É mais uma maneira perversa do Governo Federal em colocar os lucros das empresas na frente das vidas
Em meio a uma crise sanitária, em 24 de junho o Senado Federal aprovou o novo marco regulatório do saneamento (Projeto de Lei 4162/19), facilitando a privatização das companhias de água e esgoto no país. De iniciativo do Governo Bolsonaro, o projeto extingue o modelo de contrato entre o município e as empresas estaduais de água e esgoto, para entregar o serviço nas mãos de empresas privadas que irão assumir as estatais através de disputas licitatórias.
Diversas entidades posicionaram-se contrárias ao texto de lei, principalmente por entenderem que o projeto permite a criação de um monopólio privado para a água e o esgoto no Brasil. Sem ignorar os desafios e dificuldades na implementação de um sistema de saneamento universal, as organizações apontam que a falta de integração do saneamento básico com outras políticas públicas é o fator responsável pela precarização do serviço no País.
É importante pontuar que a iniciativa privada é regida pela lógica do lucro, o que resulta – conforme comprovado por diversas experiências internacionais – no aumento do preço e na queda da qualidade do serviço ofertado. Exemplos disso foram os processos de reestatização em cidades como Berlim, Paris e Buenos Aires, locais que, após entregar o setor à iniciativa privada, voltaram atrás em razão do aumento expressivo nas tarifas e na queda de qualidade do serviço oferecido. A iniciativa privada, que tem o compromisso primeiro em gerar lucros para as grandes empresas, dificilmente manterá o programa de subsídio cruzado existente. O programa é responsável por colaborar na universalização do serviço para comunidades sem condições de arcar com as tarifas da água, fazendo com que localidades mais ricas de forma solidária custeiem parte das tarifas das periferias e de cidades menores.

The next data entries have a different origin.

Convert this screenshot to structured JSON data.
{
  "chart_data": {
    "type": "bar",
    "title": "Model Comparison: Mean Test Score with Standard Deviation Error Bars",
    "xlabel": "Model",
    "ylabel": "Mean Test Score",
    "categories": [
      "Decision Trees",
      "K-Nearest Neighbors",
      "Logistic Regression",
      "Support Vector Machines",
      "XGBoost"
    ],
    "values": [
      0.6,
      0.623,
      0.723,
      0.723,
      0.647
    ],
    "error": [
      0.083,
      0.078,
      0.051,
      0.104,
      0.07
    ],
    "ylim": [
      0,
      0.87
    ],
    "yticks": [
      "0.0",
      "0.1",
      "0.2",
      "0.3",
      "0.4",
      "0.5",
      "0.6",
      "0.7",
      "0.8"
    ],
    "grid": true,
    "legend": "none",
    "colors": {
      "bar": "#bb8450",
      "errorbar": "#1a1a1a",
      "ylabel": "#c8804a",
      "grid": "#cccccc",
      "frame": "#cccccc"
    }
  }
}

Em outras palavras, se pode concluir que a população negra e pobre será a principal atingida pela privatização da água e dos serviços de saneamento. A mercantilização da água – ou seja, o poder público e privado passar a ver a água como mercadoria e não como serviço essencial para a existência humana – atingirá justamente àquelas e àqueles que não possuem condições financeiras de arcar com as tarifas.
A centralidade do racismo nas ações governamentais, embora não prescindisse de mais evidências, ganha maior contorno com a aprovação desse novo marco regulatório do saneamento. Trata-se de mais uma maneira perversa do Governo Federal em colocar os lucros das grandes empresas na frente das vidas humanas que residem em territórios periféricos e financeiramente pobres. Com a aprovação dos senadores e deputados, fica mais uma vez evidente que o poder político no Brasil, desde o golpe de 2016, possuí um projeto de desestruturação das empresas públicas, de esgotamento dos recursos naturais e de privatização dos serviços essenciais.
Não podemos nos enganar: Bolsonaro venceu – e se mantém no poder – por atender a esses mesmos interesses privados. Suas declarações, embora perversas, são aceitas e inclusive banalizadas desde que mantenha o projeto neoliberal de vender o Brasil e seus recursos naturais. A iniciativa privada não se importa com a democracia, se importa com o lucro. Não é possível englobar qualquer um dos deputados e senadores que votaram a favor do Projeto de Lei de privatização da água como oposição do governo Bolsonaro.
Só é possível se fazer oposição ao governo da morte com a defesa de um sistema universal de saúde, de saneamento e de distribuição de água, com o fortalecimento das entidades estatais e sem ver com ingenuidade ou falsas esperanças as promessas falaciosas e comprovadamente mentirosas da iniciativa privada. A “mão livre do mercado” é suja de sangue e empurra a trabalhadora e o trabalhador para o mesmo esgoto que se recusa a limpar.